Wheat stockpiles in Australia, the world’s fourth-largest exporter, may increase by more than expected as the pace of overseas sales slows on tougher competition, according to Commonwealth Bank of Australia.

“Australian wheat is simply overvalued on world markets,” Luke Mathews, agri-commodities analyst at the bank, wrote in a report e-mailed today. Farmers are reluctant sellers, holding large supplies on farms or in warehouses, he said.

Australia is facing increased competition from lower-cost Black Sea region supplies amid a global glut, Tom Puddy, export wheat marketing manager for CBH Group, said last month. The country’s stockpiles may increase to 4.14 million metric tons by Oct. 30 from 3.14 million tons a year earlier, the U.S. Department of Agriculture has forecast.
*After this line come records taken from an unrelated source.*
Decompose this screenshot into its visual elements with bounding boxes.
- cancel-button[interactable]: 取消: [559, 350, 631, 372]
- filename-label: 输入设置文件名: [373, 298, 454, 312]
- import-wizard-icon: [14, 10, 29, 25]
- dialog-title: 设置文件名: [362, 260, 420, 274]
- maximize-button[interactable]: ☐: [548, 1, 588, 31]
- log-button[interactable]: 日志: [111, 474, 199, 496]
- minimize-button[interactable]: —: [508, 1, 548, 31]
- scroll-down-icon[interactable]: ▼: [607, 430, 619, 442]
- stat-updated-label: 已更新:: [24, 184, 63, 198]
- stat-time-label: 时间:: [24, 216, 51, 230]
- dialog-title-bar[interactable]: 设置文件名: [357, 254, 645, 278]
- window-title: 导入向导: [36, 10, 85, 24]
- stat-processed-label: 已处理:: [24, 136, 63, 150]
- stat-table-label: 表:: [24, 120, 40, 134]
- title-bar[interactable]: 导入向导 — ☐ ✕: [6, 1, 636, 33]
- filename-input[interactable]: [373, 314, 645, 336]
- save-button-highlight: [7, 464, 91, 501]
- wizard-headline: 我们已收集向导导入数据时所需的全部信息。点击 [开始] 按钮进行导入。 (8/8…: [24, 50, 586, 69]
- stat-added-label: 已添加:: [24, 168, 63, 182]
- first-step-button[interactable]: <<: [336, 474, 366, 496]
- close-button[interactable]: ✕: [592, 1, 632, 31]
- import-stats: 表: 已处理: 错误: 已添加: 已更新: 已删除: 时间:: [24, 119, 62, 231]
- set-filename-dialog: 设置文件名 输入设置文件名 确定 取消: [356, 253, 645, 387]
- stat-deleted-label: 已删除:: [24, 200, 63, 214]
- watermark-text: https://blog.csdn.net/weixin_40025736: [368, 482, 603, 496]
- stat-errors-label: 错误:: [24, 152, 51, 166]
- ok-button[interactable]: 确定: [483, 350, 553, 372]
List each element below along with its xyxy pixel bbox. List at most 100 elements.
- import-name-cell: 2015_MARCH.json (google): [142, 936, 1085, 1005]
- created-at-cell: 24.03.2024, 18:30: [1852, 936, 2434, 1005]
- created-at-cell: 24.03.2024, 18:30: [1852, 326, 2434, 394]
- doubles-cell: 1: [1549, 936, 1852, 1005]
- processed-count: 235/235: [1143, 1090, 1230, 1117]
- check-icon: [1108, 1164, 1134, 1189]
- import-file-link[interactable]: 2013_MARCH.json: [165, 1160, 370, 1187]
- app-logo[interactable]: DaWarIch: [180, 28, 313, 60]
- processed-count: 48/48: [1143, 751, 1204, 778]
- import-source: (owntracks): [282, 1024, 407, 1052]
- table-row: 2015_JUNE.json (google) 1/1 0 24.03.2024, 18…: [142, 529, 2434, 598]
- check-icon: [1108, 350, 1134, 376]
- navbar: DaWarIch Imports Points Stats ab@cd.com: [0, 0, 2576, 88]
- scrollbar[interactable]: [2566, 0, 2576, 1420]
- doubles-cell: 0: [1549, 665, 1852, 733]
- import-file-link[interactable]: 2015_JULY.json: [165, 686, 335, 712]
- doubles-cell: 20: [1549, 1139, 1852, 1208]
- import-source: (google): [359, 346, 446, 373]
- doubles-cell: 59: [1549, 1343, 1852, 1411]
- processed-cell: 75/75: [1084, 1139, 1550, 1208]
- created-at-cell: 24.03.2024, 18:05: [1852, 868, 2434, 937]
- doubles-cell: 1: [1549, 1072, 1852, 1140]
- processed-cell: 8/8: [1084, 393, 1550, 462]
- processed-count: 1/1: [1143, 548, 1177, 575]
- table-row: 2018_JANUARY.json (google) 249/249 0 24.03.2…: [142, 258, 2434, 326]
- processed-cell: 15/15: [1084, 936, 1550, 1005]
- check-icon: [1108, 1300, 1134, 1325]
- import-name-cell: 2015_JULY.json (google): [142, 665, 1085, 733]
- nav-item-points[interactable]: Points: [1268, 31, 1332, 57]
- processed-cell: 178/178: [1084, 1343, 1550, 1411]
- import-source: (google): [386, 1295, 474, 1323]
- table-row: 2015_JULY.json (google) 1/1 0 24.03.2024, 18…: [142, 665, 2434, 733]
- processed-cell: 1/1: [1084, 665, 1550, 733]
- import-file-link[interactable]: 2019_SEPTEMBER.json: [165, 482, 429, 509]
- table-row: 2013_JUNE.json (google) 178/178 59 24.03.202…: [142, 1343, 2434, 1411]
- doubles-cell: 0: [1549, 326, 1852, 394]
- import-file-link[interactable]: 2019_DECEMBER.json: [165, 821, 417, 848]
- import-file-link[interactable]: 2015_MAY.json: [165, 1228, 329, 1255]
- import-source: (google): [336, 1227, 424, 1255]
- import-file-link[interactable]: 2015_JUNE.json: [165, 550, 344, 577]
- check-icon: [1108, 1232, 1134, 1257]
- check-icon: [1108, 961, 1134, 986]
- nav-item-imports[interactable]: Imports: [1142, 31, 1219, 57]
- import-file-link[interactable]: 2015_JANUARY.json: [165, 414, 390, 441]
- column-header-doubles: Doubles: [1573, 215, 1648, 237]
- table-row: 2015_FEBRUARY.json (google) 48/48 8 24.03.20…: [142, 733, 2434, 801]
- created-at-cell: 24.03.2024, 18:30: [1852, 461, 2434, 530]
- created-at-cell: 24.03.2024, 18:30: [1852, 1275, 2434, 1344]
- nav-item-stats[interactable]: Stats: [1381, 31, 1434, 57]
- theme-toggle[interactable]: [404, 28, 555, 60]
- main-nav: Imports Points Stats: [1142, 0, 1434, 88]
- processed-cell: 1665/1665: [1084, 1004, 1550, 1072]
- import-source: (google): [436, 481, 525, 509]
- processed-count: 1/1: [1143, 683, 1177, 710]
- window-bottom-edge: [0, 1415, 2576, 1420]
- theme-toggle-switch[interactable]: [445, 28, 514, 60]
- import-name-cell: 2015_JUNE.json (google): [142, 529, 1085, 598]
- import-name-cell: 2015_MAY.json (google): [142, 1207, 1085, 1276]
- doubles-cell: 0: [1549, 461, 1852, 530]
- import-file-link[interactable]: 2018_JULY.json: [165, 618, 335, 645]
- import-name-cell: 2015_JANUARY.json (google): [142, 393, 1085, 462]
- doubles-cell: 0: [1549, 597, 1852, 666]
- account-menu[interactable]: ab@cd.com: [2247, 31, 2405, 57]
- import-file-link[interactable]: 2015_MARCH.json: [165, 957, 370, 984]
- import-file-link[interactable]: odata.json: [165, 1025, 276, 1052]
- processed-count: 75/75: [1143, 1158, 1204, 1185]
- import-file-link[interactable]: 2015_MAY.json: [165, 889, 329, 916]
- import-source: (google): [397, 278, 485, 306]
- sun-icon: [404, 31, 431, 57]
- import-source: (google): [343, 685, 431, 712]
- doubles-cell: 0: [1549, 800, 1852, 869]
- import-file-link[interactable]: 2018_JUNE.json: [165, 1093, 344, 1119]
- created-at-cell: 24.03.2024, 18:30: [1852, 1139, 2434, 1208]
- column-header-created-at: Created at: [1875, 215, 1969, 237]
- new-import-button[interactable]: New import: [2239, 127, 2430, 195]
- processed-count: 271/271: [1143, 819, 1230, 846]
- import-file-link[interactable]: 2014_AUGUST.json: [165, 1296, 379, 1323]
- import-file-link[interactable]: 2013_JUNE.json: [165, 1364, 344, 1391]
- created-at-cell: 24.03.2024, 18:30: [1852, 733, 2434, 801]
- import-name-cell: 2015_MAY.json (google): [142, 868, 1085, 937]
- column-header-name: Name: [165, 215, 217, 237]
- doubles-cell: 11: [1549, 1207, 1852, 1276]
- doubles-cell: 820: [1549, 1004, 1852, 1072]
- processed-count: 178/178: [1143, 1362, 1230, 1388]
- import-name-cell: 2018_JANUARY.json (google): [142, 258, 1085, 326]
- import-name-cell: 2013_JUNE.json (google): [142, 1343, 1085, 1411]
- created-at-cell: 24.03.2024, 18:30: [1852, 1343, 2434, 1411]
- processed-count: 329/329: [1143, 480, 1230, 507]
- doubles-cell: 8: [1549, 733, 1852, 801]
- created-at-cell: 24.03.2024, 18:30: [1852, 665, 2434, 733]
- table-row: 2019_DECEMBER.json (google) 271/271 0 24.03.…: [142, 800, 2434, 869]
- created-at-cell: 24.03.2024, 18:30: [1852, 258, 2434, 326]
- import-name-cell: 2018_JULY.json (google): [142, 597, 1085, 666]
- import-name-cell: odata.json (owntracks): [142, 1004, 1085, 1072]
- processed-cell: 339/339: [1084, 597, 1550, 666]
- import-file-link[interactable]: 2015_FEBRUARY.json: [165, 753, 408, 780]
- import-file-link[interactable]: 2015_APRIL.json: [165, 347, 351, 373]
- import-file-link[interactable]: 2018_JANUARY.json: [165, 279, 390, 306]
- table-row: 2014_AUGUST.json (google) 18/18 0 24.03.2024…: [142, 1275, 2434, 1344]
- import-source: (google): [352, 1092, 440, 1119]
“There is probably a little bit of upside to those numbers that the USDA is working off,” Mathews said by phone from Sydney. The bank is reviewing its figures, he said.

Wheat for July delivery on the Chicago Board of Trade fell 0.4 percent to $5.00 a bushel at 2:46 p.m. Melbourne time. Futures have dropped 7.7 percent this year.

Australian shipments in February were 1.23 million tons compared with 1.31 million tons in the year-earlier month, according to the Australian Bureau of Statistics. March figures are due on May 7.

“If the data doesn’t show a strong recovery then Australia may observe a larger than anticipated build” in its wheat stockpiles over the next 12 months, Mathews said.

Shipment Pace

Shipments in March were probably about 1.2 million tons, compared with more than 1.9 million tons a year earlier, Puddy estimated on April 19.

Australian wheat output next harvest is forecast at about 20 million tons, Commonwealth Bank said in the report today, leaving a March estimate unchanged. Planting is from late April to mid June with harvesting from October to early January.

Sowing conditions are favorable in eastern Australia while dry weather has persisted in Western Australia, the report said.

“Farmers over there are dry sowing on the hope they will get rain and really there is still a lot of time left for that rain to come,” Mathews said. “If we can get a crop up and away, it is really what happens in spring which will ultimately determine the size,” he said.

Western Australian wheat for January delivery, the new-crop contract, closed at A$215 a ton yesterday. ASX Ltd. began trading the Western Australian futures on Sept. 14 last year.